TWO GIRLS ON BROADWAY. MGM, 1940. Lana Turner, Joan Blondell, George Murphy, Kent Taylor, Richard Lane, Wallace Ford. Director: S. Sylvan Simon.

   Reportedly a remake of The Broadway Melody (1929), a movie I have not seen, but which was described to me as definitely being a pre-Code film in many ways. You will have to tell me.

   What most is definitely true is that Lana Turner is the featured attraction in this one, and although still very early in her career, she certainly is extremely attractive, innocently glamorous and intrinsically eye-catching as well as any other similar compounded adjectives you can think of. Besides looking quite shapely getting dressed (or undressed) backstage, Miss Lana Turner also demonstrates that she could keep up very well on the dance floor with Mr. George Murphy, a pretty good hoofer himself.

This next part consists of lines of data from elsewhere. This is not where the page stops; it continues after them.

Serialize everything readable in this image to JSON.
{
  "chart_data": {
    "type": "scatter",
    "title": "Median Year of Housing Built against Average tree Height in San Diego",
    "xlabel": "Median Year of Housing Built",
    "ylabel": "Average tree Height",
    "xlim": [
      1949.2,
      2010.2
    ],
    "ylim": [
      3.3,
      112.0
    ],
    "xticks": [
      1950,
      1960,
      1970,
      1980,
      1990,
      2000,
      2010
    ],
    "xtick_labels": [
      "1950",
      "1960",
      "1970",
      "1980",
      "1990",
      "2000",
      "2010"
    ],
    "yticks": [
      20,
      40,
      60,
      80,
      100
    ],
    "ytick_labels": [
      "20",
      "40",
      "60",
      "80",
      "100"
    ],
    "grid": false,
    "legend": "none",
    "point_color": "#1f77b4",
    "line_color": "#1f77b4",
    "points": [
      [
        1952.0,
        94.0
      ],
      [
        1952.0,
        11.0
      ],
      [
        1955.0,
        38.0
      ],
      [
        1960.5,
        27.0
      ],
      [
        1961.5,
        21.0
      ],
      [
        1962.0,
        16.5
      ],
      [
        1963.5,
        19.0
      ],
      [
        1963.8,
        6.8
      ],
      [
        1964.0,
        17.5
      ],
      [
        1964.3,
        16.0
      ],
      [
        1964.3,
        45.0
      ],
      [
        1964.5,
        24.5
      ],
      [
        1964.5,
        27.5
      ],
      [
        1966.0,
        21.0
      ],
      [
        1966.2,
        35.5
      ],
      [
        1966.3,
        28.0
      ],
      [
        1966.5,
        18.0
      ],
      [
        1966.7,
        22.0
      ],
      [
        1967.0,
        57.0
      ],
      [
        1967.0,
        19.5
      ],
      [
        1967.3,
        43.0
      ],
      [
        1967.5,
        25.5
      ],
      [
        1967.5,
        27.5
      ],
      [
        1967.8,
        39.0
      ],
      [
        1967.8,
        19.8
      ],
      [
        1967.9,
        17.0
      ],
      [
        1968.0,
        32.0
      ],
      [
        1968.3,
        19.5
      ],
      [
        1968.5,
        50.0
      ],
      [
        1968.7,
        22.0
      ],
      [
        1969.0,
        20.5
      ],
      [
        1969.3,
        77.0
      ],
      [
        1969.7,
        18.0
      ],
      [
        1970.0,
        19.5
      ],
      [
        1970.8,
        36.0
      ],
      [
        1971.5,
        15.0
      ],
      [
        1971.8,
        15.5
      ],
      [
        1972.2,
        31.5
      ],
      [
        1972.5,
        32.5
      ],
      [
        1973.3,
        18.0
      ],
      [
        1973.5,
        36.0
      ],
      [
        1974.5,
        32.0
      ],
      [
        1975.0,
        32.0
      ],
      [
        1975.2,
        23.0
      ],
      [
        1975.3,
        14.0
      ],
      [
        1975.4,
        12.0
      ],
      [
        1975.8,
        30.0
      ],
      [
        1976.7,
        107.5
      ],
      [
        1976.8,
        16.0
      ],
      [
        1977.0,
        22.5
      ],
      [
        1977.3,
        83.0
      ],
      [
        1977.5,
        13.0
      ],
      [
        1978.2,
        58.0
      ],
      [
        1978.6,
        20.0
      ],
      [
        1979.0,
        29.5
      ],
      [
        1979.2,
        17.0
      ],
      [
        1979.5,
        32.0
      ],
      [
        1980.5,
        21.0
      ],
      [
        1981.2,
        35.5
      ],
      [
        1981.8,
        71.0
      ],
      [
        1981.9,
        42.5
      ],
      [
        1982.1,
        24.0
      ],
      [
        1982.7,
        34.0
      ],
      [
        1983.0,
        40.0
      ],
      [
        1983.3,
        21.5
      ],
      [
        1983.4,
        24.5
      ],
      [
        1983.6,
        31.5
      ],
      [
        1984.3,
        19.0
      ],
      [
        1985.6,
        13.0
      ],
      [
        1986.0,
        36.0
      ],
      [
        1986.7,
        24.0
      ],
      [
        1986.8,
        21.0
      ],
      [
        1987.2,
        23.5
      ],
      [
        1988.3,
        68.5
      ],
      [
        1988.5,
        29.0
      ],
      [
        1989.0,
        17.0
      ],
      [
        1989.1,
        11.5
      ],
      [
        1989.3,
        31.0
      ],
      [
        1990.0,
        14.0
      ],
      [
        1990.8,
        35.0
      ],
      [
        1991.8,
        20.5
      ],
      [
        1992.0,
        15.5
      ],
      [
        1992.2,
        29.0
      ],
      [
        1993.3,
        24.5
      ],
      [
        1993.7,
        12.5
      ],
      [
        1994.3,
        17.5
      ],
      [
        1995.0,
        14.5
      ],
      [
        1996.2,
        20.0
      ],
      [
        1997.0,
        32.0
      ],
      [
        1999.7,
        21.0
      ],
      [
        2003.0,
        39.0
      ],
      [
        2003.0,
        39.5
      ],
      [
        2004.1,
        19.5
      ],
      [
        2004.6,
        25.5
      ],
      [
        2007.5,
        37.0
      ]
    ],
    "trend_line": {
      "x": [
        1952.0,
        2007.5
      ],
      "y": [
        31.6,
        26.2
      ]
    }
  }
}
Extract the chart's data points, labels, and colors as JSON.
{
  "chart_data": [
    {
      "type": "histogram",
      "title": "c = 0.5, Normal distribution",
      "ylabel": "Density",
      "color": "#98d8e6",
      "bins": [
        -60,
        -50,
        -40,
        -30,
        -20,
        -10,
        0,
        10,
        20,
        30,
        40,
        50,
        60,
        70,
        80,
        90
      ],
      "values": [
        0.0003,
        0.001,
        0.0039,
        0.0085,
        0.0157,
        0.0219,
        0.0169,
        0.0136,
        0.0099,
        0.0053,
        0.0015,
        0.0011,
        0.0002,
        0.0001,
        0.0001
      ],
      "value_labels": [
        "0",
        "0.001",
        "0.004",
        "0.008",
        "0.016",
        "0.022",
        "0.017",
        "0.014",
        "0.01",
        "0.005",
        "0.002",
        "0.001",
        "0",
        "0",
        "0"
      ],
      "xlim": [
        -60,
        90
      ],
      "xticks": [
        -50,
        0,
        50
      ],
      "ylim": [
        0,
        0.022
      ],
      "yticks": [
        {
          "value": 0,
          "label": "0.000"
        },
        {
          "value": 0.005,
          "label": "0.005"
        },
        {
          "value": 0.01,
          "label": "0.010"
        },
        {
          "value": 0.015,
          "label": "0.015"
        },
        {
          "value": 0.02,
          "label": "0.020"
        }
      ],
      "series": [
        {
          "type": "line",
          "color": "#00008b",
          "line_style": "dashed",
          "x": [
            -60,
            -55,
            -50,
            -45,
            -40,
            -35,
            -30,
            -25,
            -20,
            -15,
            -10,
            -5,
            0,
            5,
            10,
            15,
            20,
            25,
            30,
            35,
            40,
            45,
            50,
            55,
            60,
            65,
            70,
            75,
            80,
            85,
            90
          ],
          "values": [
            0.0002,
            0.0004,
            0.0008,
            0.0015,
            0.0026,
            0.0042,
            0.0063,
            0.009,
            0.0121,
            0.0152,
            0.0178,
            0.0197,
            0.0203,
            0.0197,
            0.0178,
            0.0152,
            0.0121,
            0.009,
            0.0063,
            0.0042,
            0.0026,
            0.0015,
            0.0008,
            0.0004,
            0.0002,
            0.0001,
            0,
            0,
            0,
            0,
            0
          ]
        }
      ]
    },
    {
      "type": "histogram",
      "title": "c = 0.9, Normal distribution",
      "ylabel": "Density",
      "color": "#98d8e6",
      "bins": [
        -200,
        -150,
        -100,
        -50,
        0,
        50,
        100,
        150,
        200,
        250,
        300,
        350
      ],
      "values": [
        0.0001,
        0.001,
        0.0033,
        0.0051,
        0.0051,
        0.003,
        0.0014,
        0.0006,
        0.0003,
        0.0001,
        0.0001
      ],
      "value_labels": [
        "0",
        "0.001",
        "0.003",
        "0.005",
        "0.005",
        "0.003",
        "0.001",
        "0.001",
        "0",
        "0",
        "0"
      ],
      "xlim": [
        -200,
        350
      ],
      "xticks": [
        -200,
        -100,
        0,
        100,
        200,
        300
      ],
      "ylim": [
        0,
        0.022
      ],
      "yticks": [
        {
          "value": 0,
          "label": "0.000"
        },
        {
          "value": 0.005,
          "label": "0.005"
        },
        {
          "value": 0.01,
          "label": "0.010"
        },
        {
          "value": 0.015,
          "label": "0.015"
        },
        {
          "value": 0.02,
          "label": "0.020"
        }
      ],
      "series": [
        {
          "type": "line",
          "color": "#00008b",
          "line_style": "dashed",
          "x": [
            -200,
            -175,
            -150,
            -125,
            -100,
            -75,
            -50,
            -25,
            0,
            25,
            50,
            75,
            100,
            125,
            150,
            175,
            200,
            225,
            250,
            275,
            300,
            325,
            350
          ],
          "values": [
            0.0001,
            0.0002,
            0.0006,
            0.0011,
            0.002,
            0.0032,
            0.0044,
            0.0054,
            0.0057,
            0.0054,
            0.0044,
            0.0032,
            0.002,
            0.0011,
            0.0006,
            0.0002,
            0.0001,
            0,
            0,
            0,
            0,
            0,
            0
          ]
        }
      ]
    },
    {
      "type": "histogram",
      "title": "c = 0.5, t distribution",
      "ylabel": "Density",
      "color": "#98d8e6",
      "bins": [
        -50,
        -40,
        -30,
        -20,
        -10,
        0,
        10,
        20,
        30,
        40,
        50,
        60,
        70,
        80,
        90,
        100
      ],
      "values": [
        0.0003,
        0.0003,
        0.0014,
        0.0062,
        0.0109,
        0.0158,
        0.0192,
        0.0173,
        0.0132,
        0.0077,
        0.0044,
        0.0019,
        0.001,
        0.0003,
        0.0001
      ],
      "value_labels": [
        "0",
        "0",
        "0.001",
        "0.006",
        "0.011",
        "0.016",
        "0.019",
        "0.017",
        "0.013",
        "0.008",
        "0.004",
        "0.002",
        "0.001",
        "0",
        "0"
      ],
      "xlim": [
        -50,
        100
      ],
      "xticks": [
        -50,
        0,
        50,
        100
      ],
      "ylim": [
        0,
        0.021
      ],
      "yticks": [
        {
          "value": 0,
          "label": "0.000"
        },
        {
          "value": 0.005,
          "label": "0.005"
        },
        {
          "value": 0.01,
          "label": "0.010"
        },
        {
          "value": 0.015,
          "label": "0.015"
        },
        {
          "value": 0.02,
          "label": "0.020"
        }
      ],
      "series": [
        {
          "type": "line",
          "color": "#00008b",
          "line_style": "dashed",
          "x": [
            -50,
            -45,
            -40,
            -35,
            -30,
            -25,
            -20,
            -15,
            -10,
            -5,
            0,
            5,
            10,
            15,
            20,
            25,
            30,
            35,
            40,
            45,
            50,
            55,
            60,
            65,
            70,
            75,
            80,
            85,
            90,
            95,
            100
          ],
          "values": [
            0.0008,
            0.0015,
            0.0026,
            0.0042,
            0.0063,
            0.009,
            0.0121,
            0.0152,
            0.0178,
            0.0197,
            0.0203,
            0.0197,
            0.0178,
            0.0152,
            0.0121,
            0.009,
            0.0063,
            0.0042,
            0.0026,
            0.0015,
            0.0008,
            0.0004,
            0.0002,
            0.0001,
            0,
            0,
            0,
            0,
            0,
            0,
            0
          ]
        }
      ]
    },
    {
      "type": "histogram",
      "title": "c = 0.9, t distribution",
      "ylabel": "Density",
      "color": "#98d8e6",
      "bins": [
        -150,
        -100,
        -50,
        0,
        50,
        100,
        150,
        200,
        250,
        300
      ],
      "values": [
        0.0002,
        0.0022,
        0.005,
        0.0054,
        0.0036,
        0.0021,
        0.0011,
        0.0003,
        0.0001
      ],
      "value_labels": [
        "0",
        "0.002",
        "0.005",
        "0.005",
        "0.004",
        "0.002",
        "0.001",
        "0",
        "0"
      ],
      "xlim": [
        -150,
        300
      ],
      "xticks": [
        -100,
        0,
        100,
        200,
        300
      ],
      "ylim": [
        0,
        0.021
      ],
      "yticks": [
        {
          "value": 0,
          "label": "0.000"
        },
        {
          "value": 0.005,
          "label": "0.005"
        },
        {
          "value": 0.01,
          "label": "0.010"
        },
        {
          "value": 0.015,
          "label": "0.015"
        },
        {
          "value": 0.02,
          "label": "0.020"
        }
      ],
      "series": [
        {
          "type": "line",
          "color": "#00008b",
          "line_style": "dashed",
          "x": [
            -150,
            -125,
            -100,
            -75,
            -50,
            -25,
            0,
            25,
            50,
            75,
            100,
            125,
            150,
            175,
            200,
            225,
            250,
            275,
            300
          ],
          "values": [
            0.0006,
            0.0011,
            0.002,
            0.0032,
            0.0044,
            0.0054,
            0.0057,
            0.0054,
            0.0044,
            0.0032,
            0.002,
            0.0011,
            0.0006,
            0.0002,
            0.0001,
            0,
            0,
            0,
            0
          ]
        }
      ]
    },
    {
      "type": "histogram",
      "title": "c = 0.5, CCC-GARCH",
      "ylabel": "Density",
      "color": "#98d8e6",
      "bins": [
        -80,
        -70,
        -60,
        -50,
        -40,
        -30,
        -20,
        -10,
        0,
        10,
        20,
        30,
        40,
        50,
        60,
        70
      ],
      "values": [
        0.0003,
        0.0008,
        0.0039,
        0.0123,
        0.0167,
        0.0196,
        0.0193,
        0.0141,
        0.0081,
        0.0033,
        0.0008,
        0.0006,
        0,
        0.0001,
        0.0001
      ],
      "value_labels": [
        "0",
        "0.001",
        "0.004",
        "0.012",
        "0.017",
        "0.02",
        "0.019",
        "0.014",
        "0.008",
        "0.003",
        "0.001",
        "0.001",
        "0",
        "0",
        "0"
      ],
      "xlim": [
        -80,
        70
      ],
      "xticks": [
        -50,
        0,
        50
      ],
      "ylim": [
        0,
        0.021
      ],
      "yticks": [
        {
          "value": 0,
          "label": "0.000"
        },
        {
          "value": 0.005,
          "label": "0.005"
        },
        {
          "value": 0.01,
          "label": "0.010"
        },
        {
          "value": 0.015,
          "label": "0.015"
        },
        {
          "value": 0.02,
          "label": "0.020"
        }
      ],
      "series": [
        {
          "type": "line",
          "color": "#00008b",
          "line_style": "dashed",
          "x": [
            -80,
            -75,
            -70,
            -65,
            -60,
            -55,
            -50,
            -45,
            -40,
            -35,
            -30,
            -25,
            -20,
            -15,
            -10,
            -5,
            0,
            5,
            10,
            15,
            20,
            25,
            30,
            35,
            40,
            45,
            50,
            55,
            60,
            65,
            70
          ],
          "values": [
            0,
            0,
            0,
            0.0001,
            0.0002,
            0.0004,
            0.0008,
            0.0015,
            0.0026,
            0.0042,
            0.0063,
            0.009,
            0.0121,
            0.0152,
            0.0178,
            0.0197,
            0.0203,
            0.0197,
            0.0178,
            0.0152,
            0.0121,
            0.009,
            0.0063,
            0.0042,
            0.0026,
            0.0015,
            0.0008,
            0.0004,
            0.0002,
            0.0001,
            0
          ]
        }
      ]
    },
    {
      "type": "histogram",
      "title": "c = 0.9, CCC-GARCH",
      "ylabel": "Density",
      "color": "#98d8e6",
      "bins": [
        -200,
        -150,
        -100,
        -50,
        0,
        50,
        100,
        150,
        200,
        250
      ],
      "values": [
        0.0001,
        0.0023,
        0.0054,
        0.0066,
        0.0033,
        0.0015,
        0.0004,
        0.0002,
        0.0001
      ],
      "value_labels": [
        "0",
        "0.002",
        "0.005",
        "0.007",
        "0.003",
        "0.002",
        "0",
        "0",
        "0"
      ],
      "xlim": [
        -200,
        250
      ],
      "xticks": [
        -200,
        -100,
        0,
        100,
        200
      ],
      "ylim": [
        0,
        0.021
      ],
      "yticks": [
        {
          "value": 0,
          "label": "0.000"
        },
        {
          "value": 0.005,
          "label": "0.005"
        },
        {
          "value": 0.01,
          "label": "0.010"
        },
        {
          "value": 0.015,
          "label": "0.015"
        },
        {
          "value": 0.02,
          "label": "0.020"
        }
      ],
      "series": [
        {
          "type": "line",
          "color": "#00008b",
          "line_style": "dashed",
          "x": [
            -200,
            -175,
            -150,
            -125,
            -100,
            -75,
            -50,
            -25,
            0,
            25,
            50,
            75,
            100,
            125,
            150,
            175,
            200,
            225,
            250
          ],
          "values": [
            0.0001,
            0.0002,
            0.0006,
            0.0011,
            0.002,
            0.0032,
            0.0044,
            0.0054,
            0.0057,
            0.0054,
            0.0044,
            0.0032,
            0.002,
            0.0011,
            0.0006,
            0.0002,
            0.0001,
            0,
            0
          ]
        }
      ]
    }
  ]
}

   The story is only incidental. Two sisters (Lana and Joan Blondell) head for New York with the fiancé of the latter in search of fame and fortune on Broadway, only to learn that the younger sister and the fiancé are meant for each other, while the young lady in question is at the same time resisting the advances of a Broadway cad, who has been married five times already and is trying to leer his way into the arms of a sixth.

   But who cares? I enjoyed this one.